Siemens Energy: Deutsche Bank hebt auf 195 Euro
Siemens Energy meldet historischen Auftragseingang von 17,75 Milliarden Euro und hebt die Jahresziele deutlich an. Analysten reagieren positiv.

Kurz zusammengefasst
- Auftragseingang übertrifft Analystenerwartungen
- Jahresprognose für Umsatz und Marge angehoben
- Gamesa-Verlust schrumpft deutlich
- Aktie markiert neues Allzeithoch
398 Nettobestellungen in einem Quartal? Nein — aber 17,75 Milliarden Euro Auftragseingang in drei Monaten. Siemens Energy liefert im zweiten Quartal 2026 einen historischen Wert, hebt die Jahresprognose deutlich an und markiert ein neues Allzeithoch. Beim Umsatz und Nettogewinn allerdings bleibt der Konzern hinter den Erwartungen zurück.
Auftragsbücher auf Rekordniveau
Der Auftragseingang stieg auf vergleichbarer Basis um fast 30 Prozent auf 17,75 Milliarden Euro — Analysten hatten lediglich 16,6 Milliarden erwartet. Treiber waren vor allem Grid Technologies und die Gas-Sparte, die um 41 beziehungsweise 32 Prozent zulegten. Hinter dem Boom steckt eine strukturelle Nachfrage: KI-Rechenzentren verschlingen enorme Mengen Strom, und der Ausbau der Energieinfrastruktur kommt kaum hinterher.

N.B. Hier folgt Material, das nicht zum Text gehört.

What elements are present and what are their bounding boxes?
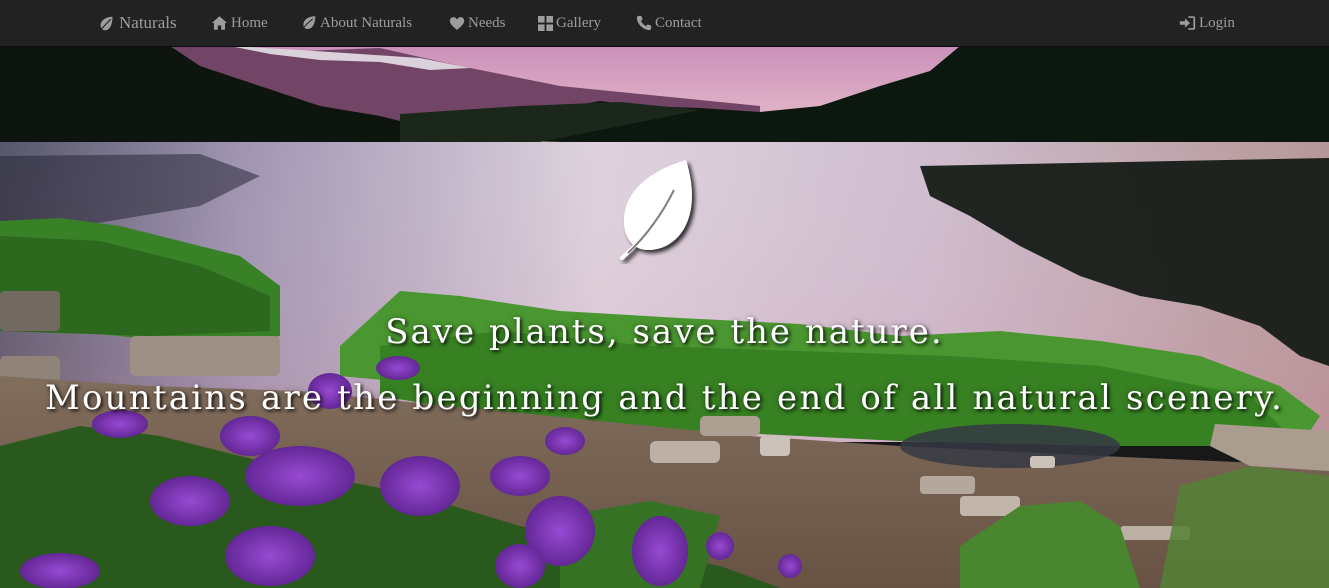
- nav-needs-label: Needs: [468, 14, 506, 31]
- hero-tagline-primary: Save plants, save the nature.: [385, 312, 944, 352]
- nav-home-link[interactable]: Home: [211, 0, 268, 46]
- login-icon: [1179, 15, 1196, 31]
- hero-tagline-secondary: Mountains are the beginning and the end …: [44, 378, 1285, 418]
- nav-gallery-link[interactable]: Gallery: [538, 0, 601, 46]
- hero-leaf-icon: [618, 158, 710, 264]
- nav-login-link[interactable]: Login: [1179, 0, 1235, 46]
- nav-login-label: Login: [1199, 14, 1235, 31]
- heart-icon: [449, 16, 465, 31]
- nav-gallery-label: Gallery: [556, 14, 601, 31]
- page: Naturals Home About Naturals Needs Galle…: [0, 0, 1329, 588]
- nav-about-link[interactable]: About Naturals: [300, 0, 412, 46]
- top-navbar: Naturals Home About Naturals Needs Galle…: [0, 0, 1329, 47]
- brand-label: Naturals: [119, 13, 177, 32]
- nav-needs-link[interactable]: Needs: [449, 0, 506, 46]
- leaf-icon: [98, 15, 115, 32]
- nav-contact-link[interactable]: Contact: [636, 0, 702, 46]
- grid-icon: [538, 15, 553, 31]
- nav-about-label: About Naturals: [320, 14, 413, 31]
- leaf-icon: [300, 15, 317, 31]
- phone-icon: [636, 15, 652, 31]
- nav-home-label: Home: [231, 14, 268, 31]
- home-icon: [211, 15, 228, 31]
- nav-contact-label: Contact: [655, 14, 702, 31]
- hero-banner: Save plants, save the nature. Mountains …: [0, 46, 1329, 588]
- navbar-brand[interactable]: Naturals: [98, 0, 177, 46]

Der Umsatz stieg zwar um knapp zehn Prozent auf 10,3 Milliarden Euro, blieb damit aber mehr als eine halbe Milliarde unter den Analystenerwartungen. Der Nettogewinn von 835 Millionen Euro verfehlte den Konsens von über 900 Millionen Euro. Positiv stach der Free Cashflow vor Steuern heraus: Er kletterte von 1,39 auf 1,975 Milliarden Euro.
Jahresausblick kräftig nach oben revidiert
Trotz der gemischten Quartalszahlen zieht der Konzern die Latte für das Gesamtjahr 2026 spürbar höher. Das vergleichbare Umsatzwachstum soll nun 14 bis 16 Prozent erreichen, nach zuvor 11 bis 13 Prozent. Die Ergebnismarge vor Sondereffekten wird mit 10 bis 12 Prozent angepeilt, ein Prozentpunkt mehr als bisher.
Besonders auffällig ist die Cashflow-Prognose. Der Free Cashflow vor Steuern soll nun rund 8 Milliarden Euro erreichen — gegenüber dem bisherigen Ziel von 4 bis 5 Milliarden eine massive Anhebung. Grid Technologies peilt ein Umsatzwachstum von 25 bis 27 Prozent und eine Marge von 18 bis 20 Prozent an.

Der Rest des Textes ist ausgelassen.